The U.S. is experiencing the most significant substance use and overdose epidemic it has ever faced, exacerbated by the recent worldwide pandemic, and driven by the proliferation of highly potent synthetic opioids (containing fentanyl or fentanyl analogs) and animal tranquilizers (like xylazine) into many types of drugs (including stimulants and counterfeit prescription pills).

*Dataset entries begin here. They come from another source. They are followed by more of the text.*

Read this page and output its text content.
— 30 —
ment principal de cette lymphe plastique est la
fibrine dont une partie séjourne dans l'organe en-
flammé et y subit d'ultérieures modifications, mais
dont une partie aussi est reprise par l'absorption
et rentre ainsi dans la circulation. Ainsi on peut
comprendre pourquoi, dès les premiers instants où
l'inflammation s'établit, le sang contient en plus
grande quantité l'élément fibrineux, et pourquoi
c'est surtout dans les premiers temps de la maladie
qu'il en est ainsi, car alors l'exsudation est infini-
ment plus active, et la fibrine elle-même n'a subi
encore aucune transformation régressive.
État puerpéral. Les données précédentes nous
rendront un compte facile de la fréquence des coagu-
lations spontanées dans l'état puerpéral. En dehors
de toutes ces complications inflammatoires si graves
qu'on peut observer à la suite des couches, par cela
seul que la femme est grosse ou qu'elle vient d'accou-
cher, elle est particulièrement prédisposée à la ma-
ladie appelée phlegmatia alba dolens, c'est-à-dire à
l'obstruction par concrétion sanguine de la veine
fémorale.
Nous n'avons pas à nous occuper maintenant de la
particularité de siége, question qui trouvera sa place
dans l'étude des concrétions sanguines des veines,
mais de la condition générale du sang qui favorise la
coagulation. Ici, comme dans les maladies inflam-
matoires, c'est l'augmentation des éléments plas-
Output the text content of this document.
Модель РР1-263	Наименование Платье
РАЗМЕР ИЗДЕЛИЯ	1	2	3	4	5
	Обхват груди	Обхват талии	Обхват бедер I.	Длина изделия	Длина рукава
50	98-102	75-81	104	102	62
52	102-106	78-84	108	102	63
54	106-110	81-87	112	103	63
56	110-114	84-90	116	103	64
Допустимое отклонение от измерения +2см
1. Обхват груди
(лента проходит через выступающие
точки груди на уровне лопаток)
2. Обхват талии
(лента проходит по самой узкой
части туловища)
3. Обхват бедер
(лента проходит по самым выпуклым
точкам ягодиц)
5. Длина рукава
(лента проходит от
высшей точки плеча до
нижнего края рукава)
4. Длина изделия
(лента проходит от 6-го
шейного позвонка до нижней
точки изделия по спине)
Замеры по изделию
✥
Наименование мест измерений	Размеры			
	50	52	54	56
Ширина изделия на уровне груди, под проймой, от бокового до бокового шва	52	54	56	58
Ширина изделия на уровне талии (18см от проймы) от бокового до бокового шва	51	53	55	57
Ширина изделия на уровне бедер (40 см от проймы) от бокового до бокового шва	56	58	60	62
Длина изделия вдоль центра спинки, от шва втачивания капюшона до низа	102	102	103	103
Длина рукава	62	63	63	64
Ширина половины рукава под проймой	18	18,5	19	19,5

There were more than 100,000 drug-involved overdose deaths in 2023.
Harm reduction offers an opportunity to reach people who aren’t otherwise accessing healthcare services ― and offer them naloxone to reverse an overdose, and help connect them to other needed services. As an example, treatment services (such as medications for opioid use disorder) can be co-located with harm reduction services and offered as an option.
This potential connection to treatment is critical, when the data show that:
Harm reduction organizations can fill that gap ― by providing services that people do feel they need, in order to make positive change.
Harm reduction services save lives by being available and accessible in a manner that emphasizes the need for humility and compassion toward people who use drugs. Harm reduction plays a significant role in preventing drug-related deaths and increasing access to healthcare, social services, and treatment. These services decrease overdose fatalities, acute life-threatening infections related to unsterile drug injection, and chronic diseases (such as HIV and hepatitis C).
It is ideal to implement overdose education and naloxone delivery (OEND) programs at syringe services programs. (Most studies that demonstrate OEND’s effectiveness focus on programs that deliver OEND services directly to people who use drugs.) Naloxone distribution at syringe services sites has been found to significantly reduce death rates. Scaling these efforts is a priority strategy to achieving adequate availability of (and access to) naloxone.
Harm reduction is part of a comprehensive prevention strategy and the continuum of care. Harm reduction approaches have proven to prevent death, injury, disease, overdose, and substance misuse. Harm reduction is effective in addressing the public health epidemic involving substance use as well as infectious disease and other harms associated with drug use.
As an approach, harm reduction emphasizes kindness and autonomy in the engagement of people who use drugs. It also increases the number of touchpoints (and opportunities) that peers and/or service providers have with people who use drugs.